SALVAMENTO. TAREA II.
El error era uno, lo supo más tarde, cuando apenas le quedaban fuerzas, o le restaban. Las rejas de la habitación confirmaban un concepto entrañable. La celda de antaño. Fracturación incipiente del cráneo de la mujer que tras los barrotes, con la mente en blanco, indaga. Los ojos puestos fijos en la noche y hacia arriba. Las estrellas se encuentran en el número seis, apartamento olvidado. Allí el amante. Cuarto de refugio. Entre ambos, tarea de salvamento. Las estrellas no miran hacia abajo. La mujer asciende las escalerillas de incendio y al llegar al refugio seis, toca débilmente la puerta. Pero en el seis no hay refugio. Ni en el ocho. Ni. Busca en todos los pisos el refugio y se dirige, desde ya, a otra dirección, buscando a otro. La mujer pregunta a otra por los inquilinos del edificio. Pero ésos, según la otra, se han marchado, por las inundaciones del agua que amenazaban la azotea. Entonces la segunda absorbe la pipa tosiendo de innumerables maneras, hasta que finaliza en un gruñido incontenible.
La primera de esta historia y de la otra historia y la del más acá y el más allá que no nos interesa--digo, sí que nos interesa. La primera abandona el lugar, anda lenta cuando anda y si no, no anda: teme a las alturas, vértigo de su antigua costumbre al saber que, en el pasado, fue aquél animal.

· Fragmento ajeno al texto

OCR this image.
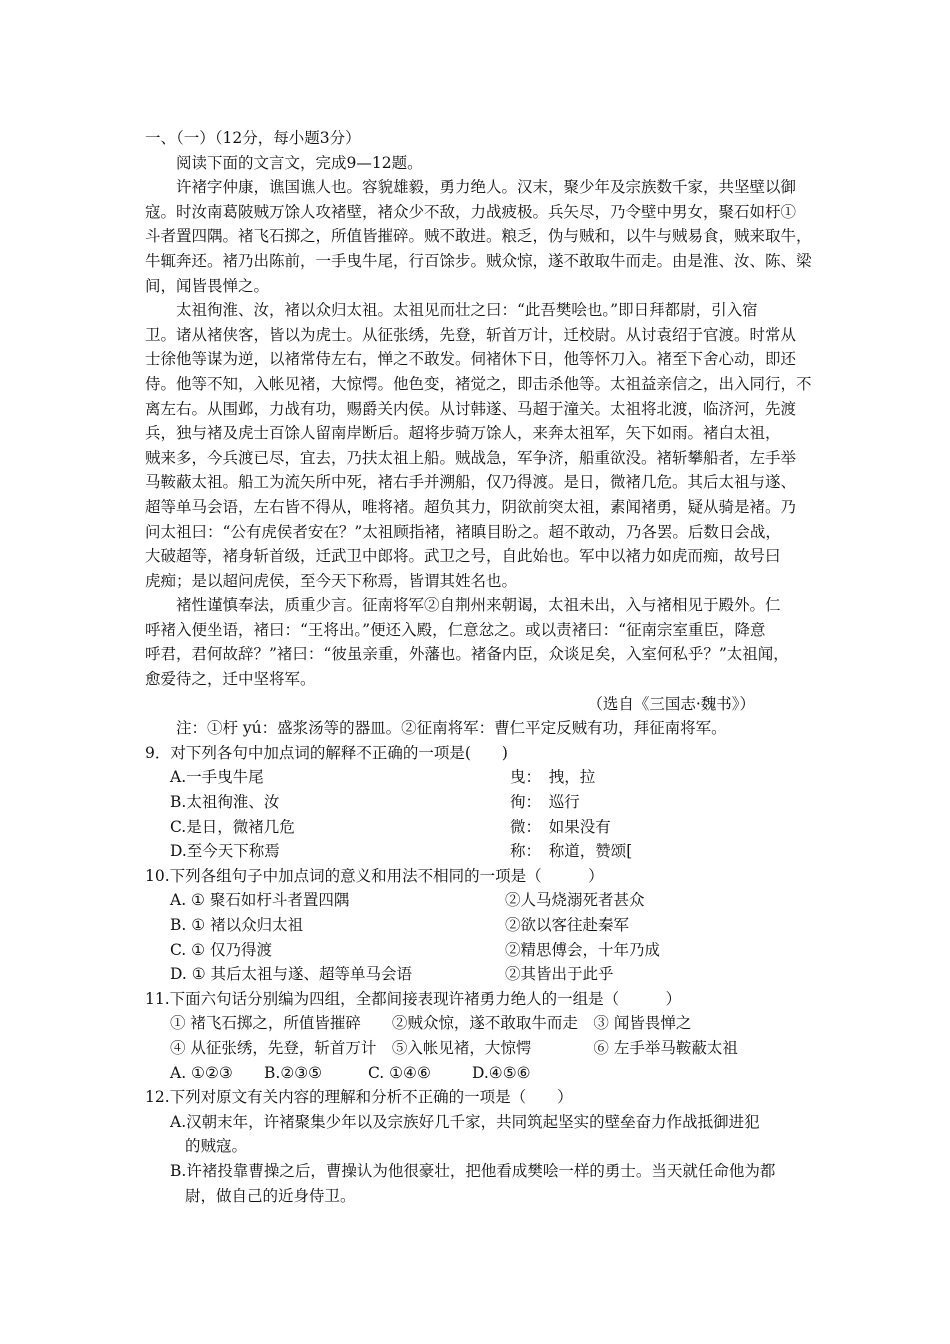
一、（一）（12分，每小题3分）
阅读下面的文言文，完成9—12题。
许褚字仲康，谯国谯人也。容貌雄毅，勇力绝人。汉末，聚少年及宗族数千家，共坚壁以御
寇。时汝南葛陂贼万馀人攻褚壁，褚众少不敌，力战疲极。兵矢尽，乃令壁中男女，聚石如杅①
斗者置四隅。褚飞石掷之，所值皆摧碎。贼不敢进。粮乏，伪与贼和，以牛与贼易食，贼来取牛，
牛辄奔还。褚乃出陈前，一手曳牛尾，行百馀步。贼众惊，遂不敢取牛而走。由是淮、汝、陈、梁
间，闻皆畏惮之。
太祖徇淮、汝，褚以众归太祖。太祖见而壮之曰：“此吾樊哙也。”即日拜都尉，引入宿
卫。诸从褚侠客，皆以为虎士。从征张绣，先登，斩首万计，迁校尉。从讨袁绍于官渡。时常从
士徐他等谋为逆，以褚常侍左右，惮之不敢发。伺褚休下日，他等怀刀入。褚至下舍心动，即还
侍。他等不知，入帐见褚，大惊愕。他色变，褚觉之，即击杀他等。太祖益亲信之，出入同行，不
离左右。从围邺，力战有功，赐爵关内侯。从讨韩遂、马超于潼关。太祖将北渡，临济河，先渡
兵，独与褚及虎士百馀人留南岸断后。超将步骑万馀人，来奔太祖军，矢下如雨。褚白太祖，
贼来多，今兵渡已尽，宜去，乃扶太祖上船。贼战急，军争济，船重欲没。褚斩攀船者，左手举
马鞍蔽太祖。船工为流矢所中死，褚右手并溯船，仅乃得渡。是日，微褚几危。其后太祖与遂、
超等单马会语，左右皆不得从，唯将褚。超负其力，阴欲前突太祖，素闻褚勇，疑从骑是褚。乃
问太祖曰：“公有虎侯者安在？”太祖顾指褚，褚瞋目盼之。超不敢动，乃各罢。后数日会战，
大破超等，褚身斩首级，迁武卫中郎将。武卫之号，自此始也。军中以褚力如虎而痴，故号曰
虎痴；是以超问虎侯，至今天下称焉，皆谓其姓名也。
褚性谨慎奉法，质重少言。征南将军②自荆州来朝谒，太祖未出，入与褚相见于殿外。仁
呼褚入便坐语，褚曰：“王将出。”便还入殿，仁意忿之。或以责褚曰：“征南宗室重臣，降意
呼君，君何故辞？”褚曰：“彼虽亲重，外藩也。褚备内臣，众谈足矣，入室何私乎？”太祖闻，
愈爱待之，迁中坚将军。
（选自《三国志·魏书》）
注：①杅 yú：盛浆汤等的器皿。②征南将军：曹仁平定反贼有功，拜征南将军。
9．对下列各句中加点词的解释不正确的一项是(　　)
A.一手曳牛尾	曳：　拽，拉
B.太祖徇淮、汝	徇：　巡行
C.是日，微褚几危	微：　如果没有
D.至今天下称焉	称：　称道，赞颂[
10.下列各组句子中加点词的意义和用法不相同的一项是（　　　）
A. ① 聚石如杅斗者置四隅	②人马烧溺死者甚众
B. ① 褚以众归太祖	②欲以客往赴秦军
C. ① 仅乃得渡	②精思傅会，十年乃成
D. ① 其后太祖与遂、超等单马会语	②其皆出于此乎
11.下面六句话分别编为四组，全都间接表现许褚勇力绝人的一组是（　　　）
① 褚飞石掷之，所值皆摧碎　　②贼众惊，遂不敢取牛而走　③ 闻皆畏惮之
④ 从征张绣，先登，斩首万计　⑤入帐见褚，大惊愕　　　　⑥ 左手举马鞍蔽太祖
A. ①②③	B.②③⑤	C. ①④⑥	D.④⑤⑥
12.下列对原文有关内容的理解和分析不正确的一项是（　　）
A.汉朝末年，许褚聚集少年以及宗族好几千家，共同筑起坚实的壁垒奋力作战抵御进犯
的贼寇。
B.许褚投靠曹操之后，曹操认为他很豪壮，把他看成樊哙一样的勇士。当天就任命他为都
尉，做自己的近身侍卫。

Animal en imágenes: la memoria se desintegra. La primera, no la primera mujer del mundo, no Eva. Pero sí la primera de esta historia, va al abrevadero nombrado por la costa. Fija, nuevamente, sus ojos en el vacío, ante la inmensidad y comienza a escuchar el parloteo que desea confundir con la música, pero que es parloteo incesante de voces que le llegan de cerca y de lejos, porque ella misma no recuerda ahora a qué distancia se encontraban sus semejantes--de ella, claro. A semejanza de sí misma la mujer naufraga en su estómago que siente hambre y extiende la mano. Una mano que recoge otro sediento y tira y pisotea. La mujer, sin manos, sabe que esta noche puede ser su gran día, por eso avanza, entre la niebla y entre ella, canta alegre, como si su garganta estuviese fresca. Uno más. Otro más. Otro trago para ésa que sabe que no sabe nada, cantinero. Un hombre sacude la mesa y la levanta. La presiona, con sus firmes músculos, y la agita. La mujer despierta con el hombre dentro de sí y a punto de exclamar el grito: él descansa de potencia y sale de ella sin decirle una palabra. La mujer estaba ebria. Toda la tarde buscando al amante y ahora ése, dice. Pero se olvida, al fijar los ojos contra el techo del bar y lanza, de pronto, una botella. Alguna señal. Le cobran por daños ocasionados. Extrae del monedero su mísero dinero y paga. No pregunta quién paga a quién: pueden aumentarle la tarifa.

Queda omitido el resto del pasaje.